Auf dem Schlachtfeld von Azincourt starb nicht nur die ritterliche Blüte Frankreichs, sondern auch ein Teil ihres Rufs. Bisher hatte dieser Schwertadel seine Legitimation gegenüber der Bevölkerung aus der Tatsache gezogen, dass er diese beschützte und dafür entsprechende Privilegien genoss. Doch offensichtlich war der Adel nicht in der Lage, das Volk zu beschützen. Wozu brauchte man ihn also? Es war diese Saat, auf der später das absolute Königtum von Versailles und sein zur Staffage reduzierter Adel gedeihen sollte.
Machtgebiete im Verlauf des Krieges (man beachte 1429) |
Allein, Henry V. starb kurz nach Karl VI. überraschend 1422. Sein minderjähriger Sohn Henry VI. wurde zwar sofort zum König von Frankreich und England gekrönt, würde jedoch noch über ein Jahrzehnt nicht selbst regieren können. Zudem hatte Henry V. bereits 1421 eine schwere Niederlage gegen die mittlerweile in Frankreich gelandeten Schotten erlitten. Die Situation war also keineswegs so stabil, wie sie zuerst schien. 1429 allerdings belagerten die Engländer das letzte große Zentrum des französischen Widerstands, die Stadt Orléans. Würde sie fallen, bliebe Karl VII., dem mit Hilfe des Hauses Orléans vom Süden Frankreichs aus regierenden Gegenkönig, praktisch nichts mehr. Doch bevor wir uns den dramatischen Ereignissen zuwenden, sollten wir noch einmal zum Vertrag von Troyes zurückkommen.
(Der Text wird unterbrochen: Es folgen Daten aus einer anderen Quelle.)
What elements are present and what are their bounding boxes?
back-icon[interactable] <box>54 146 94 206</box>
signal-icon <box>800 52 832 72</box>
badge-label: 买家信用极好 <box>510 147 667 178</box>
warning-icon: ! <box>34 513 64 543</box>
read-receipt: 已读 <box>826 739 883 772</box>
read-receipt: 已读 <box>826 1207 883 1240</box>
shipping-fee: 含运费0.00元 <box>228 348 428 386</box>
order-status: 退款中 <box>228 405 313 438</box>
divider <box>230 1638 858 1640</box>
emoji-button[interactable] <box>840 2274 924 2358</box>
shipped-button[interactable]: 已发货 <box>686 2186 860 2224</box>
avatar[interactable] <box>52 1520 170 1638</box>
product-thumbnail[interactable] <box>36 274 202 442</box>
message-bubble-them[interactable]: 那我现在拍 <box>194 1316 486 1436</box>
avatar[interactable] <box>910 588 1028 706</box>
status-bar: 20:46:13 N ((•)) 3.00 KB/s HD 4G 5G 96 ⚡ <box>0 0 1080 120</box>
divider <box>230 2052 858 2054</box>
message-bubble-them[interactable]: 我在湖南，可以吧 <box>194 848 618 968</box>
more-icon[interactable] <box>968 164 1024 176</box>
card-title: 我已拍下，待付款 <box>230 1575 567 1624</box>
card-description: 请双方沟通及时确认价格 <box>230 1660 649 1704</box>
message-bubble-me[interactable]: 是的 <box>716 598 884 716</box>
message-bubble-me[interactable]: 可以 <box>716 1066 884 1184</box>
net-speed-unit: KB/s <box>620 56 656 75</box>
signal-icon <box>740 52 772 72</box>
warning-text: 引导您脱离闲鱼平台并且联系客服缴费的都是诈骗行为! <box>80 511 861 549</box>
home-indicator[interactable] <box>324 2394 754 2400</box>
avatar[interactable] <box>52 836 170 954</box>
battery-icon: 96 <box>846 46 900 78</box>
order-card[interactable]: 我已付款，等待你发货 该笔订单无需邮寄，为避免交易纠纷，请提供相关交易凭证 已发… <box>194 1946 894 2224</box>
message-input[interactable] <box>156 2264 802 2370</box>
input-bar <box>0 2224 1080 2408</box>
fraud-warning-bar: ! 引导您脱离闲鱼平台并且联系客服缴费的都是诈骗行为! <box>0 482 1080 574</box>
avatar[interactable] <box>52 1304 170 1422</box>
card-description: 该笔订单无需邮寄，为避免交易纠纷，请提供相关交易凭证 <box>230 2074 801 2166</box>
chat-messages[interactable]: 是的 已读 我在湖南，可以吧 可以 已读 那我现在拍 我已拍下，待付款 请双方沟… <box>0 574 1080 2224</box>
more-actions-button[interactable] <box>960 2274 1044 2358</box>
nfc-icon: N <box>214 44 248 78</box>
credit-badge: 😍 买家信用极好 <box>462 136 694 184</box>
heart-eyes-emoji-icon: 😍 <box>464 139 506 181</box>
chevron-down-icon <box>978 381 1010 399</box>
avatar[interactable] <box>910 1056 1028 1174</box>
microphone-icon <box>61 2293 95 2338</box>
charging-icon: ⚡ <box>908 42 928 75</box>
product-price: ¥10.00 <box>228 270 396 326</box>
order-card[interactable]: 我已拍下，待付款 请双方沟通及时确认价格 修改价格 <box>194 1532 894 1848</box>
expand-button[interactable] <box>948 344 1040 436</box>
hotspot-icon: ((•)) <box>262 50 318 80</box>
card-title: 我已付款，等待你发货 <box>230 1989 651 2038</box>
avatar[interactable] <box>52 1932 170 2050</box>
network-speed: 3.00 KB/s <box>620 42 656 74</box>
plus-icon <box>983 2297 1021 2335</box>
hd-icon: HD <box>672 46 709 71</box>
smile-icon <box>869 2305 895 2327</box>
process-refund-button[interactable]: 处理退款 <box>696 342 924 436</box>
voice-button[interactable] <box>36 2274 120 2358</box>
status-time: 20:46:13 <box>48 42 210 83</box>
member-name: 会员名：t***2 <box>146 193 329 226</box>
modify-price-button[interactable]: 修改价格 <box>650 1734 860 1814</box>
Denn wie bereits Brétigny zuvor markiert auch Troyes eine Zäsur. Wie so oft zeigte sich die Bedeutung der geschlossenen Verträge jedoch nicht sofort, sondern erst im Lauf der nächsten Jahre. Wir Historiker, die wir über die Gnade der späten Geburt verfügen, sehen das natürlich heute deutlicher. Mit dem Vertrag von Troyes stellt Haus Plantagenet seinen Anspruch auf den französischen Thron auf einen gänzlich neuen Boden. Hatte man vorher mit der Verwandtschaft und Erbansprüchen argumentiert, so hatte man nun zwar offiziell sowohl vom französischen König als auch der Ständeversammlung die Nachfolge des ohenhin nur noch absehbare Zeit lebenden Karl VI. bestätigt und bis zu diesem Zeitpunkt die Regentschaft inne. Der Anspruch stützte sich nun jedoch nur noch auf ein schön beschriebenes Stück Papier, eben den Vertrag von Troyes, denn auch nichts anderem beruhte die Königskrönung Henry VI. Englands Anspruch auf den französischen Thron stand und fiel also mit seiner Fähigkeit, die Bestimmungen des Vertrags von Troyes durchzusetzen.
Jeanne d'Arc |
Jeanne d'Arc wurde um 1412 als Bauerntochter geboren und erhielt angeblich mit 12 Jahren ihre erste Vision von den Engeln, in der sie aufgefordert wurde, die Engländer zu vertreiben und den Dauphin in Reims krönen zu lassen. 1428 bat sie um eine offizielle Audienz. Es ist bis heute nicht vollständig geklärt wie es ihr gelang, diese zu erreichen. Die reine Bewegtheit über ihre Reinheit und ihre Visionen wird es kaum gewesen sein. Eine der vielen Theorien beinhaltet, dass es sich um eine illegitime Tochter des Dauphin gehandelt habe, was nicht vollständig von der Hand zu weisen ist. In jedem Falle gelangte sie auf die eine oder andere Weise vor Karl, von dem sie eine Armee forderte, um die Engländer aus Orléans zu vertreiben. Sie bekam sie, vermutlich (dies ist zumindest die Theorie des Historikers Stephen Richey), weil alle rationalen Möglichkeiten ausgeschöpft waren und niemand mehr eine Lösung wusste. Zu verlieren jedenfalls hatte man nicht mehr viel. In Orléans angekommen "bewies" Jeanne d'Arc ihre Vorsehungkraft damit, dass sie die Schlacht der Heringe und ihr Ergebnis exakt voraussagte. Jene Schlacht, die eigentlich nur ein unbedeutendes Scharmützel um einen Tross mit Heringsfässern war (daher auch der merkwürdige Name) und ohne ihre Prophezeiung wohl nie bekannt geworden wäre, verhalf ihr zu einem gewissen Rennomee, und obwohl die Adeligen in Orléans sie vom Kriegsrat ausschlossen und versuchten, sie zu behindern, konnte Jeanne d'Arc erfolgreiche Ausfälle anführen und die Engländer tatsächlich aus der Stadt vertreiben. In kurzer Folge erzielte sie danach eine weitere Reihe von Siegen, ehe Karl VII. im wiedereroberten Reims endgültig gekrönt werden konnte.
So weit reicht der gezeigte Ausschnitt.